# Tapered Tang challenge



## TRfromMT (May 24, 2017)

I did the handle on this knife in collaboration with a small maker as a charity auction piece. It is made from a rasp. The tang tapers two directions, front to back AND top to bottom.

In cutting the scales you end up with two slabs of wood with no two surfaces flat and parallel - not to each other, not to the other scale, and not to the mid-plane of the tang of the knife.

Now... try and drill holes through that which are exactly perpendicular to the mid-line of the knife. I tell you - it was a very interesting challenge. I made some mistakes, but was able to cover for them.

Stabilized black walnut crotch with stainless steel pins.

Reactions: Like 1 | EyeCandy! 5 | Way Cool 6


----------



## NYWoodturner (May 24, 2017)

Well you did a damned fine job of it! 
Nice job on the shape of the handle !

Reactions: Thank You! 1 | Agree 1


----------



## Foot Patrol (May 24, 2017)

@TRfromMT Great looking handle. It can be a PIA to get them aligned correctly. I love the visual of the tapered tang and lessening of the weight in the handle aids in making the knife better balanced.

Reactions: Thank You! 1


----------



## Nature Man (May 24, 2017)

Classic design. Clean lines. Very nice. Chuck

Reactions: Thank You! 1


----------



## Mike1950 (May 24, 2017)

Very nice

Reactions: Thank You! 1


----------



## TRfromMT (May 24, 2017)

Foot Patrol said:


> @TRfromMT Great looking handle. It can be a PIA to get them aligned correctly. I love the visual of the tapered tang and lessening of the weight in the handle aids in making the knife better balanced.

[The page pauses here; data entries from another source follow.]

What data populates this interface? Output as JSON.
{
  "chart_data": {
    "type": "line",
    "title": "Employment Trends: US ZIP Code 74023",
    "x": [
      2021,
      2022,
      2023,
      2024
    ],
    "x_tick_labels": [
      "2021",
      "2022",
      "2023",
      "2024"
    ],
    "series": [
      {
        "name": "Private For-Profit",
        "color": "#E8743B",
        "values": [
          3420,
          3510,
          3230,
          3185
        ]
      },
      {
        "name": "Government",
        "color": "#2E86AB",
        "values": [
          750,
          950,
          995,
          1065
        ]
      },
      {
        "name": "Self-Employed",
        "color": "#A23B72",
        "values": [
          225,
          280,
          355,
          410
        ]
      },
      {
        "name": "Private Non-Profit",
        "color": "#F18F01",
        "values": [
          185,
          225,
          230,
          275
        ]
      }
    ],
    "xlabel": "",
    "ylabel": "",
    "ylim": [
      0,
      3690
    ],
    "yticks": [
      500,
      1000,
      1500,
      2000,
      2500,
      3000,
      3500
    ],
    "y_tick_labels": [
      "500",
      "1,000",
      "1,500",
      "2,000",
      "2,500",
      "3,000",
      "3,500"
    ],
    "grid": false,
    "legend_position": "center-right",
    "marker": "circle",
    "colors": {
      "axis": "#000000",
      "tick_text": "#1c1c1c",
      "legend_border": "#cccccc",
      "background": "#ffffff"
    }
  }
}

Through no fault of my own , the balance point on this one ended up right on the first pin at your index finger. If it weren't tapered, it would have been waaaaay too tail-heavy. I really didn't have any influence on the balance because the knife was already ground. I don't know how a maker influences this other than just a bit of luck... in this case it ended up really nicely balanced.


----------



## Tony (May 24, 2017)

Gorgeous knife Tony, well done!! Tony

Reactions: Thank You! 1


----------



## Mike Hill (May 24, 2017)

Well done!

Reactions: Thank You! 1


----------



## Jack "Pappy" Lewis (May 24, 2017)

Absolutely gorgeous knife, sweet exact fit!

Reactions: Thank You! 1


----------